Entrance | Holy, holy, holy, Lord God almighty |
Kyrie | Taizé Kyrie I |
Gloria | Coventry Gloria (Peter Jones) |
Psalm | Ps 8 (Sebastian Wolff) |
Gospel Acclamation | Salisbury Alleluia (Christopher Walker) |
Creed | Credo III |
Preparation of the Gifts | A Hymn to the Trinity (P. I. Tchaikovsky, 1840-1893) |
Sanctus, Acclamation A, Amen | German Mass (Franz Schubert, arr. Richard Proulx) |
Agnus Dei | Hurd Mass (Bob Hurd) |
Communion | God beyond all names (John Bell) & Benedicta sit sancta Trinitas (chant) |
Postcommunion | Tibi Laus (Orlande de Lassus, c. 1532-1594) |
Recessional | Holy God, we praise thy name |
Trinity Sunday marks a return to the misleadingly-named Ordinary Time in the Sunday liturgical cycle (though of course strictly it resumed last Monday), and our musical fare changed accordingly. Bob Hurd’s Lamb of God goes nicely with Richard Proulx’s adaptation of Schubert’s Deutsche Messe, and Jacques Berthier’s Kyrie might have been written to precede Peter Jones’s now-venerable setting of the Gloria.

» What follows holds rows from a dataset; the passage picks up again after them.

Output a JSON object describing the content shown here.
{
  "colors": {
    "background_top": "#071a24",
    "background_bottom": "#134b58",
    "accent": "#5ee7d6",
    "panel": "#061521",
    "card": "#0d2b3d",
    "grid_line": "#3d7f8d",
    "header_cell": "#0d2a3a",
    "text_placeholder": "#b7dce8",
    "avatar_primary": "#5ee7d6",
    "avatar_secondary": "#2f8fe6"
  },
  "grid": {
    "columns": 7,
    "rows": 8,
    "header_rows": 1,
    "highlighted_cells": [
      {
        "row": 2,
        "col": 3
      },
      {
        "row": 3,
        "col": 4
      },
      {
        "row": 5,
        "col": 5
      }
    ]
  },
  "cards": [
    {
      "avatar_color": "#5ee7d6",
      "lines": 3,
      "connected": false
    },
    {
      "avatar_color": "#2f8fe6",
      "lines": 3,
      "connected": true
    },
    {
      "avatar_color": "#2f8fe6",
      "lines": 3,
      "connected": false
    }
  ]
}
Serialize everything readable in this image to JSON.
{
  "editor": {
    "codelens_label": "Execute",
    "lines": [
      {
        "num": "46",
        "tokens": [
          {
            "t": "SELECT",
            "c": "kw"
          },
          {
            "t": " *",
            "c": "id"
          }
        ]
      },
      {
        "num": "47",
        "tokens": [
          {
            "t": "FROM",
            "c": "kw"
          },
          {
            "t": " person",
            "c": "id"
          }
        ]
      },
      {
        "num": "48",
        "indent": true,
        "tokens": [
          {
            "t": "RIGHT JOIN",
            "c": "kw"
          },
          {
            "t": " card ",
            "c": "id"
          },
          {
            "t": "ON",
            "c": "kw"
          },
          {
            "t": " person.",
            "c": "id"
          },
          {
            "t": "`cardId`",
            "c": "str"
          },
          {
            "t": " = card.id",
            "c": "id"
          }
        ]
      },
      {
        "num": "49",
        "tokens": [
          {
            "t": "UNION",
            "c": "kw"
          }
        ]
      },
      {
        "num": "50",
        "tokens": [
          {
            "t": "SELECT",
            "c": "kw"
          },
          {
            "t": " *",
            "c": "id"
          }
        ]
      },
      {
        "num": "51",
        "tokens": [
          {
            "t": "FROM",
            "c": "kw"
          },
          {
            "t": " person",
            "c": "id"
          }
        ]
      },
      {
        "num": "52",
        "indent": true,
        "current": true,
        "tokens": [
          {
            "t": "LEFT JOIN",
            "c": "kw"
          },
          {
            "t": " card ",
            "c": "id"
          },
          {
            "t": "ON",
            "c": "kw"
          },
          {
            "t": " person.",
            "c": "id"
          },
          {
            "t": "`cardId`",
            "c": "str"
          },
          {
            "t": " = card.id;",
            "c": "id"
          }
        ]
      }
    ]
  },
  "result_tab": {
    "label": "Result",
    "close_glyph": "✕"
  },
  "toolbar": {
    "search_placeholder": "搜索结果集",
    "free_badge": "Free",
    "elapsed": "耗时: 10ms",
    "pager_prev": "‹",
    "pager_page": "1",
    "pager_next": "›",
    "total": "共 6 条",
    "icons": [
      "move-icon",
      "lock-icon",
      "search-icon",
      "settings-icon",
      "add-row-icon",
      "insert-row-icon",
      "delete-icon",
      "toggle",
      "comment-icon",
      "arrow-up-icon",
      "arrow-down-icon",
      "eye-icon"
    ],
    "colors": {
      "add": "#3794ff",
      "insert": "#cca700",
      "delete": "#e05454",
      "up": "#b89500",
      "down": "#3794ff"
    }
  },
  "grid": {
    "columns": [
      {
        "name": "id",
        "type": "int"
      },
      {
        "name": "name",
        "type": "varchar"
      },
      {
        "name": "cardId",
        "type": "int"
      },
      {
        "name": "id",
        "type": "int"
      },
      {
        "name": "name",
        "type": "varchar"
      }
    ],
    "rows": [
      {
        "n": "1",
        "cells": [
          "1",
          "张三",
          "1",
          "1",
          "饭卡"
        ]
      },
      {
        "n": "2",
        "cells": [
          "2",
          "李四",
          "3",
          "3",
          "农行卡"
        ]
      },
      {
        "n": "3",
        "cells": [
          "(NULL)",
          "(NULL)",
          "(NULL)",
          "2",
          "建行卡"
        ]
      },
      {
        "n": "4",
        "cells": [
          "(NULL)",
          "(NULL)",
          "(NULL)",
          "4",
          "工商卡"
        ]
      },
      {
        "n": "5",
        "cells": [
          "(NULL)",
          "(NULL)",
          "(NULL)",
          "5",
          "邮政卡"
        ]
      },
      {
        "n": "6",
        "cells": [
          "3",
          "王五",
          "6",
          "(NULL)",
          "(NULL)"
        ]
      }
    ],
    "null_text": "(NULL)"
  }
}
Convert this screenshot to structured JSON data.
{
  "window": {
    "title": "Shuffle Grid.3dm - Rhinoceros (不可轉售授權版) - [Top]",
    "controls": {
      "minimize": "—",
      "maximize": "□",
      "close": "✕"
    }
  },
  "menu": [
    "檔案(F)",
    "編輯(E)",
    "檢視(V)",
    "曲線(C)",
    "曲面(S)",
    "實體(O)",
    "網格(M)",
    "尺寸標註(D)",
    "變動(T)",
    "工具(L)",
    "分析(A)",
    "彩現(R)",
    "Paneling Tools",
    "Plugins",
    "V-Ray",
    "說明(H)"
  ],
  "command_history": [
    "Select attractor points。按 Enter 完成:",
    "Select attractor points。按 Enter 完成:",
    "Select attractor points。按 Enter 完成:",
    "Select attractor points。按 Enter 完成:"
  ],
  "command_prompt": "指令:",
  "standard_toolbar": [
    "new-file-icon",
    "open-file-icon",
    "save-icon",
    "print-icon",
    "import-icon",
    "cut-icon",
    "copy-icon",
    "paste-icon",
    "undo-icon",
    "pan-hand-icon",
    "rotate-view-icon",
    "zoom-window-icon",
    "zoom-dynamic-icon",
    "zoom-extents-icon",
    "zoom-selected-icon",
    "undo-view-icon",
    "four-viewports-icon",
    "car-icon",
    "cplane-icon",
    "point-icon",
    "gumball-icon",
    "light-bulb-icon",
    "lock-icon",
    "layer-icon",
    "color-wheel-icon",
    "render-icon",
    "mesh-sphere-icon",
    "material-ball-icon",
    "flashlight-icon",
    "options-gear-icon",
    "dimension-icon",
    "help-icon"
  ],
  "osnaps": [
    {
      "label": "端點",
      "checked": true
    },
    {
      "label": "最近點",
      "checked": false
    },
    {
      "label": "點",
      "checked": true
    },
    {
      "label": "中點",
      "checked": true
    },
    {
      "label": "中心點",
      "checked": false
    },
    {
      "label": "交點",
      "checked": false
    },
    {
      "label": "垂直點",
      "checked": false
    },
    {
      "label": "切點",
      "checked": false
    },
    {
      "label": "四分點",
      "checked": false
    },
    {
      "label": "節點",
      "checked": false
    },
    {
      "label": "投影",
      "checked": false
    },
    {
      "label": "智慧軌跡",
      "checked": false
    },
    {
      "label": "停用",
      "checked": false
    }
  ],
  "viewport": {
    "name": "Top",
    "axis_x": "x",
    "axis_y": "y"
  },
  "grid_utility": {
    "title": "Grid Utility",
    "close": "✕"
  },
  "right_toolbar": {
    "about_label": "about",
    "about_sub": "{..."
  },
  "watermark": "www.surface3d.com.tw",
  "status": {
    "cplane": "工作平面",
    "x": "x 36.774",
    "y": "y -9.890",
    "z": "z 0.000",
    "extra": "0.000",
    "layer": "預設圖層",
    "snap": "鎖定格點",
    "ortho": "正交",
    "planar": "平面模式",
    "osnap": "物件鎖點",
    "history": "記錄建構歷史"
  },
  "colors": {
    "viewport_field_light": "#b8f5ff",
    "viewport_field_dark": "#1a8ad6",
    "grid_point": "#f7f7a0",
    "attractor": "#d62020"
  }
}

Tchaikovsky wrote four settings of the Cherubic Hymn from the Liturgy of St John Chrysostom. A short hymn of five lines plus the Alleluias, it comes in the Orthodox liturgy at a point corresponding to the Preparation of the Gifts in the Roman Mass. Russian settings usually have a slow and elaborate treatment of the first four lines, and then a separate, more animated last line, with the alleluias following. We sang the English version by W.G. Rothery published in 1906, which amplifies the text to fill the verses (of Tchaikovsky’s setting No. 1 in F) with less repetition and melisma than in the Slavonic original. Rothery’s inspiration seems to have been the Te Deum, with the image of the saints and martyrs joining with the angels to sing Holy, holy, holy. Our final hymn, too, was a Te Deum, and the opening hymn painted the same picture of the angels and saints singing the Trinity’s praises.